M3 is where the Amphora workshop moved a step beyond Rayonism: clients set up emphemeral devnets which ran through the PoW to PoS transition.
The transition is based on PoW difficulty: once a block’s difficulty equals or exceeds a specific value, called TERMINAL_TOTAL_DIFFICULTY, or TTD, it is considered the final PoW block. The execution layer then begins listening to the PoS consensus layer for new blocks. To ensure that each team’s implementation was robust, EL teams had to connect to two CL clients and vice-versa to pass M3.
M4 was the real target for the event: to get multiple EL & CL clients on a devnet which went through the entire PoW to PoS transition. In other words, while M3 was about one-to-one devnets, M4 was about many-to-many.

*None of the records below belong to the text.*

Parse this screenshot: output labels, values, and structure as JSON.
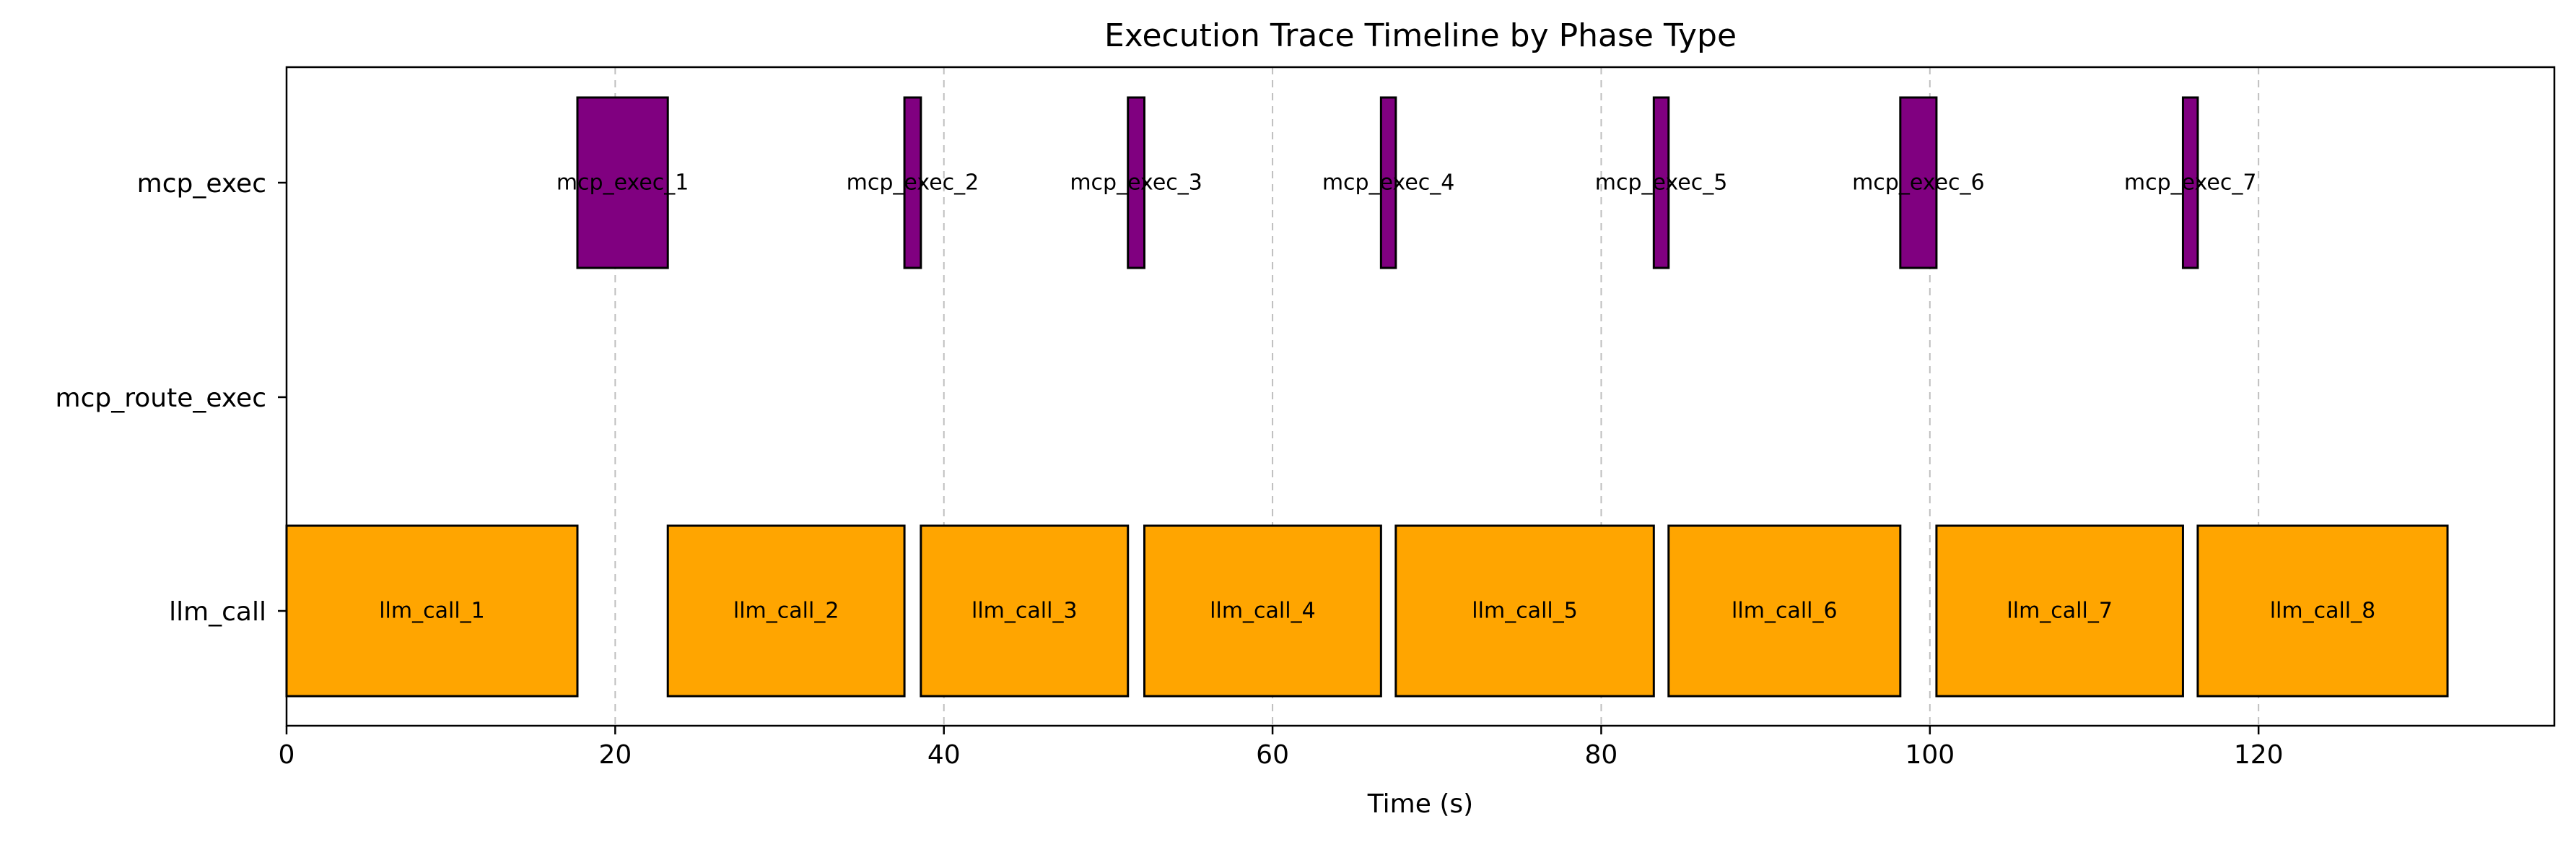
{
  "chart_data": {
    "type": "gantt",
    "title": "Execution Trace Timeline by Phase Type",
    "xlabel": "Time (s)",
    "ylabel": "",
    "xlim": [
      0,
      138
    ],
    "xticks": [
      0,
      20,
      40,
      60,
      80,
      100,
      120
    ],
    "categories": [
      "mcp_exec",
      "mcp_route_exec",
      "llm_call"
    ],
    "grid": "x-dashed",
    "colors": {
      "llm_call": "#FFA500",
      "mcp_exec": "#800080"
    },
    "series": [
      {
        "category": "llm_call",
        "label": "llm_call_1",
        "start": 0.0,
        "end": 17.7
      },
      {
        "category": "llm_call",
        "label": "llm_call_2",
        "start": 23.2,
        "end": 37.6
      },
      {
        "category": "llm_call",
        "label": "llm_call_3",
        "start": 38.6,
        "end": 51.2
      },
      {
        "category": "llm_call",
        "label": "llm_call_4",
        "start": 52.2,
        "end": 66.6
      },
      {
        "category": "llm_call",
        "label": "llm_call_5",
        "start": 67.5,
        "end": 83.2
      },
      {
        "category": "llm_call",
        "label": "llm_call_6",
        "start": 84.1,
        "end": 98.2
      },
      {
        "category": "llm_call",
        "label": "llm_call_7",
        "start": 100.4,
        "end": 115.4
      },
      {
        "category": "llm_call",
        "label": "llm_call_8",
        "start": 116.3,
        "end": 131.5
      },
      {
        "category": "mcp_exec",
        "label": "mcp_exec_1",
        "start": 17.7,
        "end": 23.2
      },
      {
        "category": "mcp_exec",
        "label": "mcp_exec_2",
        "start": 37.6,
        "end": 38.6
      },
      {
        "category": "mcp_exec",
        "label": "mcp_exec_3",
        "start": 51.2,
        "end": 52.2
      },
      {
        "category": "mcp_exec",
        "label": "mcp_exec_4",
        "start": 66.6,
        "end": 67.5
      },
      {
        "category": "mcp_exec",
        "label": "mcp_exec_5",
        "start": 83.2,
        "end": 84.1
      },
      {
        "category": "mcp_exec",
        "label": "mcp_exec_6",
        "start": 98.2,
        "end": 100.4
      },
      {
        "category": "mcp_exec",
        "label": "mcp_exec_7",
        "start": 115.4,
        "end": 116.3
      }
    ]
  }
}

We achieved this for a subset of the teams before the end of the workshop, so we then went for our stretch goal: M5.
Lasting Artifacts
This milestone aimed to turn Amphora from a short-lived event to long(er)-lived infrastructure that the community could use. M5 required client teams to start a devnet that would not only run through the entire transition with all client combinations, but that would persist beyond the Amphora event.
On the last day of the workshop, minutes before the final dinner was served, M5 was hit: a network of 10,000 validators across 100 nodes and several client implementations launched under PoW, reached the TERMINAL_TOTAL_DIFFICULTY, transitioned to PoS, and successfully finalized the chain ?!

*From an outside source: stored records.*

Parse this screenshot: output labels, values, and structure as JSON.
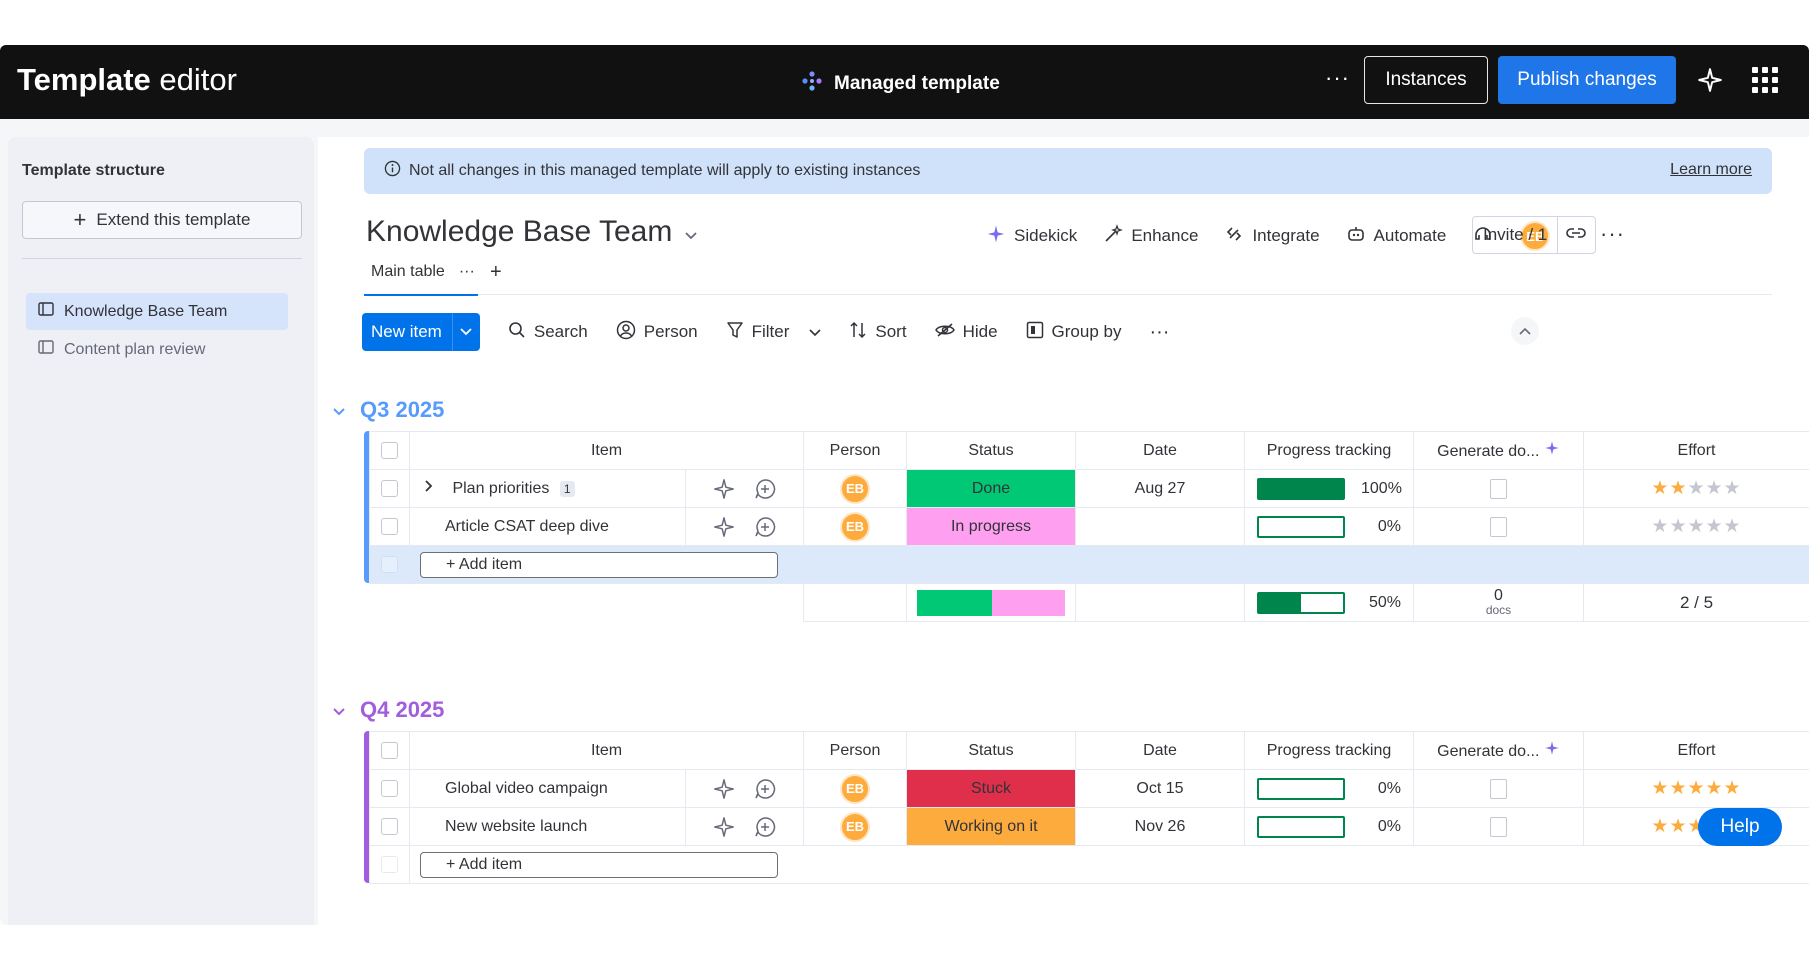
{
  "topbar": {
    "title_bold": "Template",
    "title_rest": " editor",
    "center_label": "Managed template",
    "more": "···",
    "instances_label": "Instances",
    "publish_label": "Publish changes"
  },
  "sidebar": {
    "title": "Template structure",
    "extend_label": "Extend this template",
    "items": [
      {
        "label": "Knowledge Base Team",
        "active": true
      },
      {
        "label": "Content plan review",
        "active": false
      }
    ]
  },
  "banner": {
    "text": "Not all changes in this managed template will apply to existing instances",
    "link": "Learn more"
  },
  "board": {
    "title": "Knowledge Base Team",
    "actions": [
      "Sidekick",
      "Enhance",
      "Integrate",
      "Automate"
    ],
    "avatar_initials": "EB",
    "invite_label": "Invite / 1",
    "more": "···"
  },
  "tabs": {
    "main_label": "Main table",
    "tab_more": "···",
    "add": "+"
  },
  "toolbar": {
    "new_item": "New item",
    "search": "Search",
    "person": "Person",
    "filter": "Filter",
    "sort": "Sort",
    "hide": "Hide",
    "group_by": "Group by",
    "more": "···"
  },
  "columns": [
    "Item",
    "Person",
    "Status",
    "Date",
    "Progress tracking",
    "Generate do...",
    "Effort"
  ],
  "groups": [
    {
      "title": "Q3 2025",
      "color": "#579bfc",
      "rows": [
        {
          "item": "Plan priorities",
          "subitems": "1",
          "person": "EB",
          "status": "Done",
          "status_color": "#00c875",
          "date": "Aug 27",
          "progress": 100,
          "progress_label": "100%",
          "effort": 2
        },
        {
          "item": "Article CSAT deep dive",
          "subitems": "",
          "person": "EB",
          "status": "In progress",
          "status_color": "#ff9ff0",
          "date": "",
          "progress": 0,
          "progress_label": "0%",
          "effort": 0
        }
      ],
      "add_label": "+ Add item",
      "summary": {
        "progress": 50,
        "progress_label": "50%",
        "docs_count": "0",
        "docs_label": "docs",
        "effort": "2 / 5"
      }
    },
    {
      "title": "Q4 2025",
      "color": "#a25ddc",
      "rows": [
        {
          "item": "Global video campaign",
          "subitems": "",
          "person": "EB",
          "status": "Stuck",
          "status_color": "#df2f4a",
          "date": "Oct 15",
          "progress": 0,
          "progress_label": "0%",
          "effort": 5
        },
        {
          "item": "New website launch",
          "subitems": "",
          "person": "EB",
          "status": "Working on it",
          "status_color": "#fdab3d",
          "date": "Nov 26",
          "progress": 0,
          "progress_label": "0%",
          "effort": 3
        }
      ],
      "add_label": "+ Add item"
    }
  ],
  "help_label": "Help"
}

The M5 devnet successfully finalizes post-merge, minutes before the workshop’s closing dinner. Photo by Ben Edgington.
Beyond Amphora
Amphora’s success provides great momentum for The Merge. Client teams now have a clear list of tasks they need to work toward, and enough progress has been made to begin reaching out to a larger segment of the Ethereum community.
Yesterday, a more stable version of the M5 Amphora devnet, Pithos, was launched. Now that this network is live (explorer here), expect public calls exploring how developer tools and other core Ethereum infrastructure can best prepare for the PoW to PoS transition.
Client teams and researchers will keep iterating on The Merge specification to fix issues identified during Amphora and respond to feedback from the community. Within a few weeks the spec should be finalized and, soon after, a new stable testnet made available.
Thank you
The work accomplished during Amphora exceeded all of our expectations. For this, we want to thank the client teams and researchers, without whom, none of the specifications would have been written or implemented.
Additionaly, thanks to ConsenSys, Chainsafe and Ben Edgington for their excellent coverage of the workshop.